The purpose of this review is to provide an update on the latest challenges addressed by neurorehabilitation initiated very early after the brain damage, such as dealing with disorders of consciousness in terms of diagnosis, prognosis and rehabilitative treatment, or determining best timing for first rehabilitative intervention, best therapeutic approaches and best modalities.

Recent findings

Early management of patients with severe brain damage requires a multidisciplinary rehabilitative approach that encompasses clinical skills in various fields, standard therapies, and assistive technologies.

Recent findings

Despite a high rate of misdiagnosis and poor outcome prediction in disorders of consciousness, the observation of subtle motor signs may be a promising way to reach accurate diagnosis and better outcome prediction.

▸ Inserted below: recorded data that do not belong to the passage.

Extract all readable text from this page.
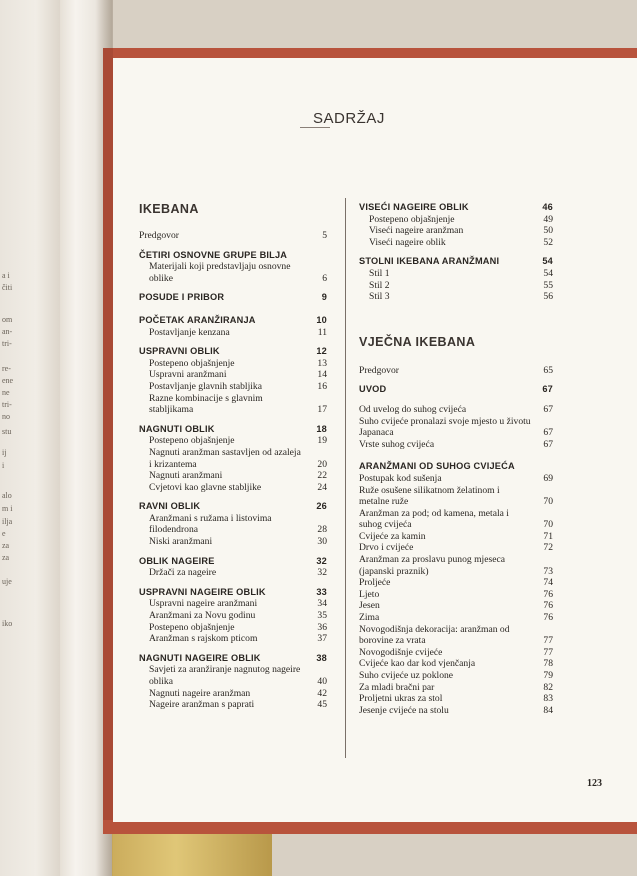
a i
čiti
om
an-
tri-
re-
ene
ne
tri-
no
stu
ij
i
alo
m i
ilja
e
za
za
uje
iko
SADRŽAJ
IKEBANA
Predgovor	5
ČETIRI OSNOVNE GRUPE BILJA
Materijali koji predstavljaju osnovne oblike	6
POSUDE I PRIBOR	9
POČETAK ARANŽIRANJA	10
Postavljanje kenzana	11
USPRAVNI OBLIK	12
Postepeno objašnjenje	13
Uspravni aranžmani	14
Postavljanje glavnih stabljika	16
Razne kombinacije s glavnim stabljikama	17
NAGNUTI OBLIK	18
Postepeno objašnjenje	19
Nagnuti aranžman sastavljen od azaleja i krizantema	20
Nagnuti aranžmani	22
Cvjetovi kao glavne stabljike	24
RAVNI OBLIK	26
Aranžmani s ružama i listovima filodendrona	28
Niski aranžmani	30
OBLIK NAGEIRE	32
Držači za nageire	32
USPRAVNI NAGEIRE OBLIK	33
Uspravni nageire aranžmani	34
Aranžmani za Novu godinu	35
Postepeno objašnjenje	36
Aranžman s rajskom pticom	37
NAGNUTI NAGEIRE OBLIK	38
Savjeti za aranžiranje nagnutog nageire oblika	40
Nagnuti nageire aranžman	42
Nageire aranžman s paprati	45
VISEĆI NAGEIRE OBLIK	46
Postepeno objašnjenje	49
Viseći nageire aranžman	50
Viseći nageire oblik	52
STOLNI IKEBANA ARANŽMANI	54
Stil 1	54
Stil 2	55
Stil 3	56
VJEČNA IKEBANA
Predgovor	65
UVOD	67
Od uvelog do suhog cvijeća	67
Suho cvijeće pronalazi svoje mjesto u životu Japanaca	67
Vrste suhog cvijeća	67
ARANŽMANI OD SUHOG CVIJEĆA
Postupak kod sušenja	69
Ruže osušene silikatnom želatinom i metalne ruže	70
Aranžman za pod; od kamena, metala i suhog cvijeća	70
Cvijeće za kamin	71
Drvo i cvijeće	72
Aranžman za proslavu punog mjeseca (japanski praznik)	73
Proljeće	74
Ljeto	76
Jesen	76
Zima	76
Novogodišnja dekoracija: aranžman od borovine za vrata	77
Novogodišnje cvijeće	77
Cvijeće kao dar kod vjenčanja	78
Suho cvijeće uz poklone	79
Za mladi bračni par	82
Proljetni ukras za stol	83
Jesenje cvijeće na stolu	84
123
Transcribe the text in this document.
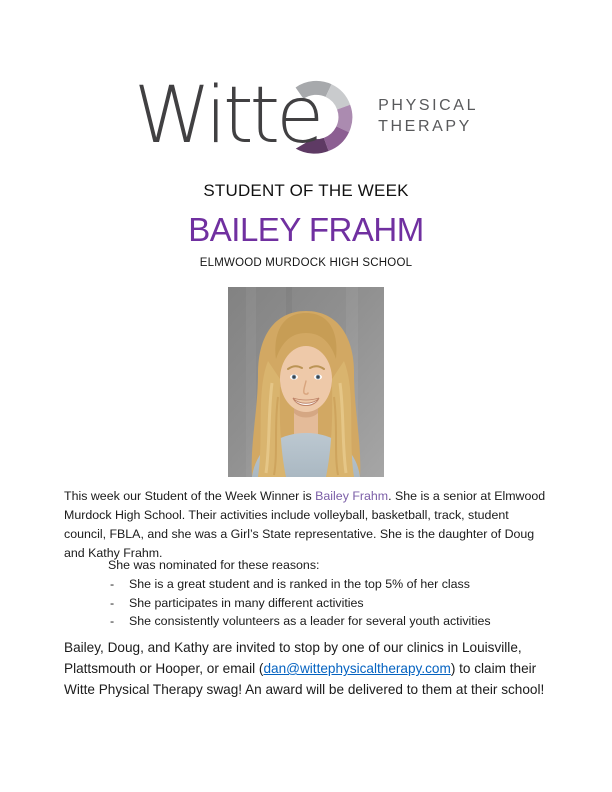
Witte	PHYSICAL
THERAPY
STUDENT OF THE WEEK
BAILEY FRAHM
ELMWOOD MURDOCK HIGH SCHOOL

This week our Student of the Week Winner is Bailey Frahm. She is a senior at Elmwood Murdock High School. Their activities include volleyball, basketball, track, student council, FBLA, and she was a Girl’s State representative. She is the daughter of Doug and Kathy Frahm.

She was nominated for these reasons:

-	She is a great student and is ranked in the top 5% of her class
-	She participates in many different activities
-	She consistently volunteers as a leader for several youth activities

Bailey, Doug, and Kathy are invited to stop by one of our clinics in Louisville, Plattsmouth or Hooper, or email (dan@wittephysicaltherapy.com) to claim their Witte Physical Therapy swag! An award will be delivered to them at their school!
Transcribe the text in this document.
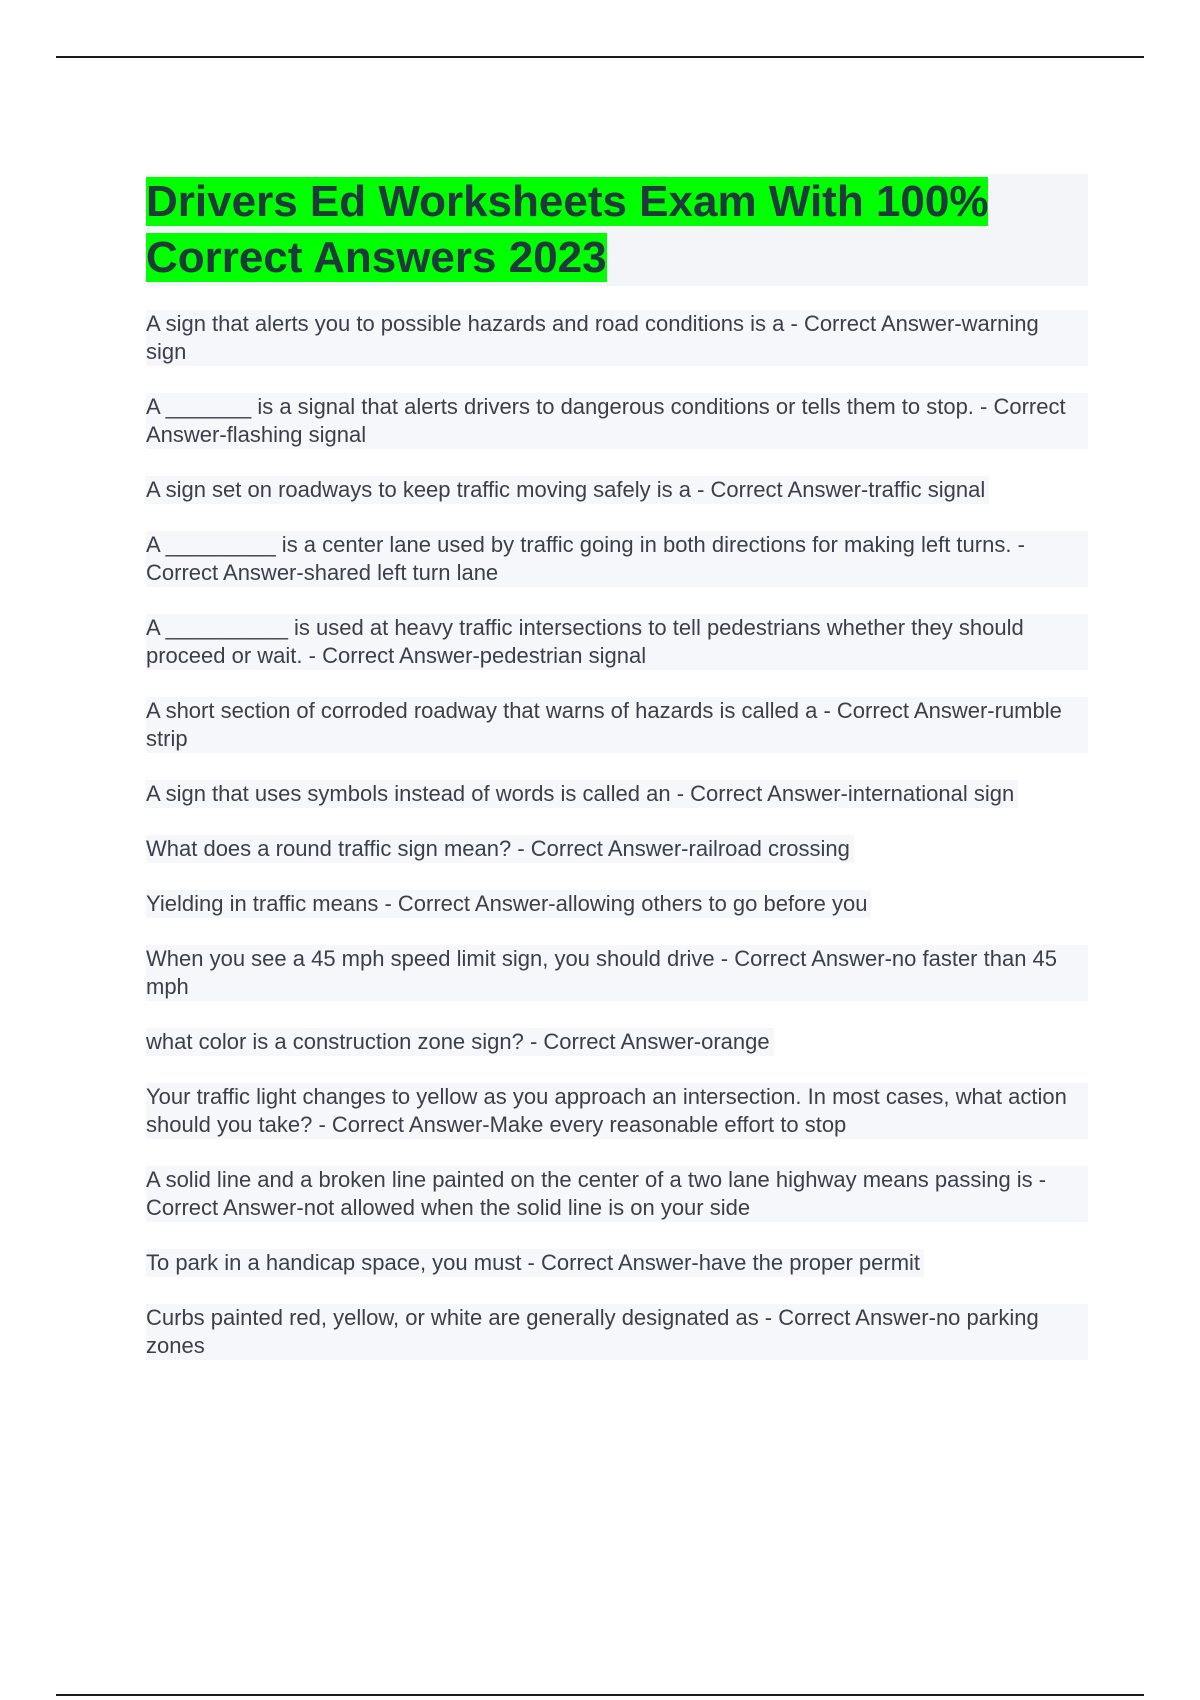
Drivers Ed Worksheets Exam With 100% Correct Answers 2023
A sign that alerts you to possible hazards and road conditions is a - Correct Answer-warning sign
A _______ is a signal that alerts drivers to dangerous conditions or tells them to stop. - Correct Answer-flashing signal
A sign set on roadways to keep traffic moving safely is a - Correct Answer-traffic signal
A _________ is a center lane used by traffic going in both directions for making left turns. - Correct Answer-shared left turn lane
A __________ is used at heavy traffic intersections to tell pedestrians whether they should proceed or wait. - Correct Answer-pedestrian signal
A short section of corroded roadway that warns of hazards is called a - Correct Answer-rumble strip
A sign that uses symbols instead of words is called an - Correct Answer-international sign
What does a round traffic sign mean? - Correct Answer-railroad crossing
Yielding in traffic means - Correct Answer-allowing others to go before you
When you see a 45 mph speed limit sign, you should drive - Correct Answer-no faster than 45 mph
what color is a construction zone sign? - Correct Answer-orange
Your traffic light changes to yellow as you approach an intersection. In most cases, what action should you take? - Correct Answer-Make every reasonable effort to stop
A solid line and a broken line painted on the center of a two lane highway means passing is - Correct Answer-not allowed when the solid line is on your side
To park in a handicap space, you must - Correct Answer-have the proper permit
Curbs painted red, yellow, or white are generally designated as - Correct Answer-no parking zones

Neurosensory stimulation remains the current treatment to promote emergence from disorders of consciousness.

Recent findings

Early timing of neurological rehabilitation is definitively efficient, but a safety period should be respected. Some standard therapies and assistive technologies have demonstrated explicit evidence in neurological recovery and high treatment dose is needed to emphasize the therapeutic effect, but several controversies persist in treatment evidence.


Current advancements have provided growing evidence for early neurorehabilitation, which should be definitively applied, but further studies are explicitly needed to diminish persistent controversies in the field.